Eight CUF parliamentarians led by their leader in the parliament, Wilfred Lwakatare, on Wednesday delivered a letter to Dar es Salaam-based United Nations Development Program office. Theletter is to be forwarded to Kofi Annan, local newspaper The Guardian said.
The CUF letter asked the UN secretary-general to intervene in the election process especially in Zanzibar to ensure that elections are held in a free and fair environment.
The letter also complained about delays of reforms agreed upon in 2001 between CUF and the ruling Chama Cha Mapinduzi (party of the revolutionary).
The reforms should have been implemented in such fields as jurisdiction, police, other state organs, publicly-owned media institutions, and the Zanzibar Electoral Commission, the letter was quoted as saying.
The letter cited as an example of such delays the postponement of voters registration on Zanzibar. The registration, to be part of Tanzania's Permanent National Voters Register scheme, has been postponed from now to two months later due to renovation works of the Zanzibar Electoral Commission's offices on the Indian Ocean island.

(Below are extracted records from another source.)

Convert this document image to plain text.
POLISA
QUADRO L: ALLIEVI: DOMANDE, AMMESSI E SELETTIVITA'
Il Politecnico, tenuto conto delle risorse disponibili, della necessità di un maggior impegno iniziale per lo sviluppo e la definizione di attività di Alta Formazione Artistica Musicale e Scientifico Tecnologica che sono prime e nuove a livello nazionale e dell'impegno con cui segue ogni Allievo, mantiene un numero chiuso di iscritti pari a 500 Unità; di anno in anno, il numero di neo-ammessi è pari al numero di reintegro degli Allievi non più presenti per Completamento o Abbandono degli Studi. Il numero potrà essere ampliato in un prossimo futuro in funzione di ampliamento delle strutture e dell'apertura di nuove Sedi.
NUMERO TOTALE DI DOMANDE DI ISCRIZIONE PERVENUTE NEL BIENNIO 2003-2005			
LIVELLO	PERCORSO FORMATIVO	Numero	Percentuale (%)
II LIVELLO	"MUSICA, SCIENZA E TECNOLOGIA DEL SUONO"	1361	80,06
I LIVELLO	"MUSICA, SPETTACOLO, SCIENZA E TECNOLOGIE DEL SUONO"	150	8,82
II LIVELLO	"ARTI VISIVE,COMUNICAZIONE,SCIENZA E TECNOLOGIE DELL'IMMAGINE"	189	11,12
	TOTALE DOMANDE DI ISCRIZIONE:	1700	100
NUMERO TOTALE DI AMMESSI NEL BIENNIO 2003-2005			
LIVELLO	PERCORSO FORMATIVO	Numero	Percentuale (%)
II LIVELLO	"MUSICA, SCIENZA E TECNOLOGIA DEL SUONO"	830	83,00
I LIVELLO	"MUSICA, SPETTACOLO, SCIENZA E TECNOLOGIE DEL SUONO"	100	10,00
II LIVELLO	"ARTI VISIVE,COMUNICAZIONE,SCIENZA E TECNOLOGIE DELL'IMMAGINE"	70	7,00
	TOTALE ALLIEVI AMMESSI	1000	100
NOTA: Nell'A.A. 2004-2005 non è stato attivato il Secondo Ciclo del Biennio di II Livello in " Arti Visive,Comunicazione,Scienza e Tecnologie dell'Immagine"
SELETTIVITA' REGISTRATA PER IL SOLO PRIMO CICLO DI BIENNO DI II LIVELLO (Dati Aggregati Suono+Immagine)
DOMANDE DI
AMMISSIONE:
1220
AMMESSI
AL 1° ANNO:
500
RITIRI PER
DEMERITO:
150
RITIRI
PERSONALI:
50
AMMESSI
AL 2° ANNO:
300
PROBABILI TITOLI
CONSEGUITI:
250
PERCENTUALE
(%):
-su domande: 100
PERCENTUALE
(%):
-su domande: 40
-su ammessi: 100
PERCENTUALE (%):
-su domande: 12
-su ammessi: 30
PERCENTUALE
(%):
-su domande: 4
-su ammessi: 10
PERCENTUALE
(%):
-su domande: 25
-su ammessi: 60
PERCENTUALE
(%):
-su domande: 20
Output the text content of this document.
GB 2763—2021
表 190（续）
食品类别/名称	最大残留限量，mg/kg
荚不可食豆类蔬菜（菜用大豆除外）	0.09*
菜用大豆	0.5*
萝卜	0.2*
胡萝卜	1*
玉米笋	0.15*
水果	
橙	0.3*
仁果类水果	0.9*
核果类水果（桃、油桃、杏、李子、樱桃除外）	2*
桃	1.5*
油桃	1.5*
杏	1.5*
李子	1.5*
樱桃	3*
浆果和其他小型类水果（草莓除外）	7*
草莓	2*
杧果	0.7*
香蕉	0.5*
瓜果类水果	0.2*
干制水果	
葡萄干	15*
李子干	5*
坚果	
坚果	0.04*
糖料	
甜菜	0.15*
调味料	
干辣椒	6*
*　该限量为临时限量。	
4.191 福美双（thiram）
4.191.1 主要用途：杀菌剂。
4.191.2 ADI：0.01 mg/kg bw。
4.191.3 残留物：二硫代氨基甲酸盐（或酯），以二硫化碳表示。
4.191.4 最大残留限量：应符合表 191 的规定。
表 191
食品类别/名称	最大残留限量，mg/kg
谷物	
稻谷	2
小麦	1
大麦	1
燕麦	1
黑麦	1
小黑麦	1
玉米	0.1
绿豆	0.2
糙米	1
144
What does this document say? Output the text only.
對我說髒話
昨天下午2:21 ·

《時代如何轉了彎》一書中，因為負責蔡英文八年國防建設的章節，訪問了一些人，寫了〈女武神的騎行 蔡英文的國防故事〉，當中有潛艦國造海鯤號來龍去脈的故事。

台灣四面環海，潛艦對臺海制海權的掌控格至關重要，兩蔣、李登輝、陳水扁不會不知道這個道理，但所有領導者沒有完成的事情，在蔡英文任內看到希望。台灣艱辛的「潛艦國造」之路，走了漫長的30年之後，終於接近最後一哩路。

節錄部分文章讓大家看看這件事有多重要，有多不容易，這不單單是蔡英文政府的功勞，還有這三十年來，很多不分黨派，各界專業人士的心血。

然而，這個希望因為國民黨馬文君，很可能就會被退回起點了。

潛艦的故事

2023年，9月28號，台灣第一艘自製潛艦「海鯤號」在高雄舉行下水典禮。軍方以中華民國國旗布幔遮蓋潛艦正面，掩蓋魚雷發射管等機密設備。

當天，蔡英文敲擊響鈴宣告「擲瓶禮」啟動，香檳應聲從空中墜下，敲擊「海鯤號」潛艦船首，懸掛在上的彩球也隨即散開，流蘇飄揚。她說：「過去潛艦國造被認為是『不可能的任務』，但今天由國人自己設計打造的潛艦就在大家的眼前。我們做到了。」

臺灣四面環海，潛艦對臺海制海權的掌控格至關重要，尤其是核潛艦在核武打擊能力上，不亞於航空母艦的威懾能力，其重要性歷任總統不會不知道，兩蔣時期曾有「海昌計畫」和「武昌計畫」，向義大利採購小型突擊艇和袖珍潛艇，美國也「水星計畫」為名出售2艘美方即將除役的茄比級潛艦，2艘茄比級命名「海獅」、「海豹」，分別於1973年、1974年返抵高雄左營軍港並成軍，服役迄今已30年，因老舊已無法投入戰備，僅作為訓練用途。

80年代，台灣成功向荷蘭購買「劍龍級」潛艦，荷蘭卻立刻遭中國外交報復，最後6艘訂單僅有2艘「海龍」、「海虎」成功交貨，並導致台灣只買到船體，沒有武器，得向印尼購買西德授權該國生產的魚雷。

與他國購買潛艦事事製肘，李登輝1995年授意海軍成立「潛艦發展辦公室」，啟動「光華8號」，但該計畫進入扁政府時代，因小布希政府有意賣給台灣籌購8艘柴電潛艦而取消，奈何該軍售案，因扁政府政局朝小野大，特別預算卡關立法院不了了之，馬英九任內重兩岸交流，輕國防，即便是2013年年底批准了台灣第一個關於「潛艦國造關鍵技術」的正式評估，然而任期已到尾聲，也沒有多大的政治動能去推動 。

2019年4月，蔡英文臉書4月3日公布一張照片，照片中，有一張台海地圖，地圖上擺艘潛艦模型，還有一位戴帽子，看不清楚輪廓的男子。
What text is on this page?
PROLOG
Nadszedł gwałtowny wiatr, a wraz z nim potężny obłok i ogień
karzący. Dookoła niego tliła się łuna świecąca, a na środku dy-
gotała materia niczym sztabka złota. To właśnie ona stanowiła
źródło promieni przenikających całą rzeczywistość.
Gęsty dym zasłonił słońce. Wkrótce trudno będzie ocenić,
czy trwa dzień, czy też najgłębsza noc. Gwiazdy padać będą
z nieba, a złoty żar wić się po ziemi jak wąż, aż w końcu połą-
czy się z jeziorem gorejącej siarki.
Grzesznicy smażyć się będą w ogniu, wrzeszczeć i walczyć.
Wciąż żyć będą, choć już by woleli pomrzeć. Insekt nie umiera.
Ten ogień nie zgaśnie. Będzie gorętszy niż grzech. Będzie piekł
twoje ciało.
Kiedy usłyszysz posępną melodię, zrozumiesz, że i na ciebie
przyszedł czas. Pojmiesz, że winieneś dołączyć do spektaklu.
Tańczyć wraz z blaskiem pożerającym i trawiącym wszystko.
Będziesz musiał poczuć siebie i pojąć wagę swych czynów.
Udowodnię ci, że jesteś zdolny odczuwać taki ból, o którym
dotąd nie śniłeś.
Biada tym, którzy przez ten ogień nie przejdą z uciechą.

Multiparty politics was introduced in the country in 1992 whileone-party rule ended in 1995 with the country's first general elections in which the Chama Cha Mapinduzi (CCM) won 85 percent of the ballots. CCM won again in the 2000 general elections among a dozen political groups.
Zanzibar, an Indian Ocean archipelago, joins Tanganyika on April 26, 1964 to form the United Republic of Tanzania. The island elects its own president and legislature.